28 September 2021: As part of Climate Week NYC 2021, on 22 September the World Business Council for Sustainable Development (WBCSD) brought together business leaders and scientific experts for a virtual discussion around how human health intersects with the climate and nature crisis and how business can play a critical key role in advancing solutions to maximize health co-benefits of working towards a net-zero, nature positive and equitable future.
Grounding the discussion in the latest science, Marie Studer, Senior Program Manager at the Planetary Health Alliance, explained how human activities are driving fundamental changes to the biosphere and disrupting many of our planet’s natural systems. Factors such as the unfolding climate crisis, widespread pollution, exponential consumption patterns, unprecedented levels of biodiversity loss, and pervasive changes in land use and cover threaten nearly every dimension of human health and wellbeing.
As the planetary emergency continues to unfold, we face a litany of health risks that look set to place an ever-growing burden on healthcare systems and services across the world. These risks include exponential rises in incidences of malnutrition, heat stress, infectious and non-communicable disease, displacement and conflict, and negative mental health impacts. With clear scientific data, Marie underscored the urgency to protect natural systems to protect people to avert an existential crisis for humankind.
Shifting the discussion towards the role of business, James Gomme, Director of People & Society at WBCSD, then provided insight into WBCSD’s Vision 2050: Time to transform which provides a framework for business to lead the transformations needed to realize a world in which more than nine billion people live well, within planetary boundaries, by 2050.
At the heart of this framework are nine transformation pathways covering the areas of business activity that are essential to society, including a dedicated pathway on health and wellbeing. With the understanding that business has a key role to play in helping to realize a world where all people have the highest attainable standard of health and wellbeing, WBCSD is working to operationalize this pathway and to position health more centrally into its work. In particular WBCSD’s Healthy People, Healthy Business project is working to establish a cross-cutting narrative around the role of businesses from all sectors in supporting health and wellbeing while also highlighting the interdependence of human health and natural systems.
Against this backdrop, Claire Lund, Global Vice President Sustainability, GSK; Jennifer Wright, Director, Global EHS & Sustainability, Biogen; Jim Goudreau, Head of Environmental Sustainability External Engagement, Novartis and Marie Studer exchanged their perspectives on the role of business at the nexus of health, climate and nature.
Recognizing that burning fossil fuels drives pollution, morbidity and mortality, disproportionally impacting vulnerable communities, Jennifer Wright shared insights regarding Biogen’s efforts to fully decarbonize its operations by 2040 as part of their Healthy Climate Healthy Lives initiative, aiming to tackle climate, health and equity.
Claire Lund outlined GSK’s twin commitment to achieving net-zero impact on climate and net positive impact on nature by 2030 and emphasized the need to address the complexity and interrelationships, and collaborate to move faster.
In recognition of how fast the changes are accelerating, Jim Goudreau added that Novartis has stepped up its ambition to become carbon neutral across its entire value chain by 2030. He echoed the need to take a healthcare system perspective and support suppliers in their mitigation efforts.
With a view out to COP 26 in Glasgow where the relationship between climate and health is set to be a key topic for discussion, Jennifer Wright stressed that “health is material to everyone and that framing the conversations around climate change, planetary health, and humankind will be a key lens for governments to apply to their discussions.”

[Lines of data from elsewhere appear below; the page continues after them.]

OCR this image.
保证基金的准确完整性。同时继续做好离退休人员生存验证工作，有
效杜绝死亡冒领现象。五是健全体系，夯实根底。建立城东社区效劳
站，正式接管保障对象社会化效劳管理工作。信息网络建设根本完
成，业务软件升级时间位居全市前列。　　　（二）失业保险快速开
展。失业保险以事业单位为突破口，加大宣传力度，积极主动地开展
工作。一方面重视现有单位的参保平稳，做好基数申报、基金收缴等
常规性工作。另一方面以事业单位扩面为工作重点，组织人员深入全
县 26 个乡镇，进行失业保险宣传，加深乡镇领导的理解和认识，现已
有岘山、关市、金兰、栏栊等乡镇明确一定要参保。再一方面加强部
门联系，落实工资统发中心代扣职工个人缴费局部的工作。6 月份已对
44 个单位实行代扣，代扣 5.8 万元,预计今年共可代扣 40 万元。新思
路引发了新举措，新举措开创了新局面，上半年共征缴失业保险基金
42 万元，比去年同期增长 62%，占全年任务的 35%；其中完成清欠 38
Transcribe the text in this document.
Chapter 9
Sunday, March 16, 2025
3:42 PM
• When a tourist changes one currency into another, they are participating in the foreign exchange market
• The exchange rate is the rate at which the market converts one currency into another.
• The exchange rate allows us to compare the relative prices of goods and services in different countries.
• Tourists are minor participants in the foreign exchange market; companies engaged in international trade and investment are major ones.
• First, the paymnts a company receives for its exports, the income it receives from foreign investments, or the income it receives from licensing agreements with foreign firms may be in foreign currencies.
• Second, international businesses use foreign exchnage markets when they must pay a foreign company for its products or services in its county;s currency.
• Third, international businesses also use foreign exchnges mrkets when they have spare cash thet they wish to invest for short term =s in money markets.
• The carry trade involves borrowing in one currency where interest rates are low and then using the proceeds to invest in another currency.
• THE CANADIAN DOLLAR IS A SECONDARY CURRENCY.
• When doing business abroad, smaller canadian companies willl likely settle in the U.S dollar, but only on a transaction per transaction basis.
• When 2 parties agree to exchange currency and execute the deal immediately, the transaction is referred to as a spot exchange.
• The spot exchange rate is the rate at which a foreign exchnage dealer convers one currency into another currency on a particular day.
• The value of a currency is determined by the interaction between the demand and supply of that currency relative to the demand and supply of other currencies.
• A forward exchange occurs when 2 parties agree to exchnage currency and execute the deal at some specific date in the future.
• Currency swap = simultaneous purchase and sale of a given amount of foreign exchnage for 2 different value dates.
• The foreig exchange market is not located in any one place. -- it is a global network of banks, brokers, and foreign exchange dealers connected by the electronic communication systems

Marie Studer added that “COP26 really has no way around recognizing that health is a central issue to the climate crisis that needs to be addressed urgently.” At the same time, she underscored “that if we narrow our focus too much, we will get the diagnosis wrong, which means we'll get the overall treatment wrong. We need to keep our attention on all the other drivers of change to make sure that the planet has intact, well-functioning natural systems to ensure the health and well-being of all people, everywhere.”
Jim Goudreau rounded up the discussion by highlighting the need for courageous leadership moving forward: “We really need to change our mindset. We need to have courage and optimism. The topic is scary and it’s easy to get bogged down in the details and get discouraged. We have to have the courage to engage leadership and have frank conversations.”